Monday, Dec. 31, 1973
Stagflation or Recession?
A dark vision haunts Western Europe these days--the specter of economic decline. Even before the Arabs unleashed their oil weapon, the anti-inflationary measures of European governments, widespread uncertainty about the future and political and labor unrest were combining to slow the rate of growth. What can Europe expect in 1974, which will be a year of rising energy costs and possibly of continuing scarcities?
Last week TIME brought together in Brussels a group of ten economists, bankers and businessmen to survey the prospects. They spoke as individuals, rather than as official representatives of their institutions. After a weekend of discussion, the group was in broad agreement that:
> The best that Europe can hope for in 1974 is "stagflation"--an uncomfortable mixture of stagnating output ac companied by continued inflation. Living costs are likely to rise by 10% or more in many countries.
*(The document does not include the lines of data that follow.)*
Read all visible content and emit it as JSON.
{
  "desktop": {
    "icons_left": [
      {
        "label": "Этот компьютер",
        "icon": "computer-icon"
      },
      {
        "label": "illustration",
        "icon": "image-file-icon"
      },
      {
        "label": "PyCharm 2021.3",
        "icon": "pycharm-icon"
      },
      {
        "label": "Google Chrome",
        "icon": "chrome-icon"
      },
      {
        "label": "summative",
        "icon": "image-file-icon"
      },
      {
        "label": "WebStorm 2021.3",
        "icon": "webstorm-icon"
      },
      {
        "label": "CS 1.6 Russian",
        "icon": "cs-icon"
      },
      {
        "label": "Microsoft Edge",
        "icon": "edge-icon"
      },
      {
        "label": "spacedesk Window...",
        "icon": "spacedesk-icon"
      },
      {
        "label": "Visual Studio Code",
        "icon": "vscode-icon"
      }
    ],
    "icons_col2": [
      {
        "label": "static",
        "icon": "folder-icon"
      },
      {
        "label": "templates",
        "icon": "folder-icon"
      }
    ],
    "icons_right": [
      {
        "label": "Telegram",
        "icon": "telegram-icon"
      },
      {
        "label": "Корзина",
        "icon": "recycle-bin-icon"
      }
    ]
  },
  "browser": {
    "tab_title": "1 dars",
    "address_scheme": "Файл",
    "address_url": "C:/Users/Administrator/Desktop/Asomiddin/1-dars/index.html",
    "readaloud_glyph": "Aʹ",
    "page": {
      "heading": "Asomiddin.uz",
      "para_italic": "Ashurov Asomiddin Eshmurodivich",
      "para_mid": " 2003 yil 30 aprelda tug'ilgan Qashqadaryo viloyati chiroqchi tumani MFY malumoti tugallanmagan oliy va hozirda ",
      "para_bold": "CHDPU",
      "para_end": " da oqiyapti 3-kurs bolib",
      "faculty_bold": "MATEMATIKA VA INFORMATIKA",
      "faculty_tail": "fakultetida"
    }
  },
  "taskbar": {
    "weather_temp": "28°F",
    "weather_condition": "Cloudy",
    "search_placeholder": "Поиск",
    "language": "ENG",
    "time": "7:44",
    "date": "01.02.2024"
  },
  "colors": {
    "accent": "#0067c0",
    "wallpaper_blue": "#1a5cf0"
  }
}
Recession --that is, an actual decline in output -- is a possibility, though far from a certainty.
>Even without a recession, unemployment will rise in most countries be cause slow or zero growth will fail to provide enough new jobs for youths leaving school and other people entering the labor force.
>Real personal income will stagnate as unemployment rises, the cost of living increases, and overtime work be comes rarer. The decline in income will cut painfully deep in regions heavily dependent on industries hit hard by the oil weapon, such as autos, steel and rubber.
>Hard times will almost certainly sharpen social and class conflicts. A recession could stampede many people into seeking solutions on the extreme right or left.
Most members of the economists' group concluded that there was cause to be deeply concerned--but not to be unalterably pessimistic. Recession can be avoided if the Arabs loosen the oil spigot and Europeans recover their confidence. Professor Rolf Krengel of West Berlin's Institute for Economic Research emphasizes: "The psychology is extremely important. If people believe there will be a recession and start cutting their expenditures so as to increase their savings, they will help to bring about the very thing they fear." A fear voiced by some American economists that a prolonged Arab oil squeeze would really devastate the European economy found little echo in the group. Most members assumed, rightly or wrongly, that the Arabs simply will not force Europe to its economic knees.
The key to forecasting the future for Europe as a whole is the performance of the three biggest economies--those of West Germany, France and Britain. Smaller nations are so heavily dependent on them that they cannot hope to immunize themselves from the Big Three's economic ailments. Professor Jan Pen of the University of Groningen says: "To forecast employment and output in The Netherlands, we must first ask how our chief trading partners will fare." Reports from the key economies:
WEST GERMANY. Before the oil cutbacks and price rises, the Institute for Economic Research forecast growth of only 3% in 1974, or half the rate achieved this year. A study completed this month and assuming that energy supplies fall 10% to 11% short of meeting demand suggests that growth may be virtually zero. If that happens, unemployment will more than double, to about 2.7% of the labor force; the hardest blow, however, will fall not on Germans but on the many foreign workers in German factories. Real personal income will fall. Output of the auto, construction and household-appliance industries could well go down.
FRANCE. Still believing themselves to be virtually immune from oil shortages, thanks to their government's Middle East policy, the French appear to be less apprehensive about their future than many other Europeans. Their confidence is not entirely justified though.
Without the oil shortage, French economic growth would have been 4.5% to 5%. Professor Pascal Salin of the University of Paris thinks that there will still be some real growth, but forecasts rises in unemployment and the cost of living.
BRITAIN. Growth was already slowing when the oil emergency and a coal miners' ban on overtime work caused the government to order drastic austerity. Now, says W.A.P. Manser, adviser to a London merchant bank, the political situation makes economic forecasting virtually impossible for the short term. The outcome for the year will depend not only on the Arabs but also on how long the government holds to a mandatory three-day week for industry --which in turn depends on its negotiations with the Mineworkers Union.
Manser does opine that if the three-day week lasts only a month or six weeks into 1974, industry can probably recover the lost output in the remainder of the year--provided that the Arabs decide to make enough oil available.
A combination of energy-saving measures and stagnation or even recession could reduce European demand for oil. But that is not likely to reduce its price, warns Professor Jean-Marie Chevalier, an energy expert from France's University of Grenoble: "We have seen already that the producers can increase then" revenues by selling fewer barrels at higher prices. I see no reason why they should not continue that policy."
By 1980 Europe may well have developed alternatives to imported oil--coal, nuclear power, and North Sea oil--that will loosen the grip of Middle East politics on its economy. Chevalier cautions, however, that the alternatives will not be cheap: "The era of inexpensive abundant energy has ended."
Though the mood of the symposium was not despairing, it was somber. Some of the economists saw difficulties lasting well beyond 1974. Professor Pen suggested that 1974 "could be the first year of the new future"--one in which economists cannot automatically assume that there will be growth every year. If so, he fears, "many people who are now poor will have to renounce any hope of real progress" unless there is a massive redistribution of income.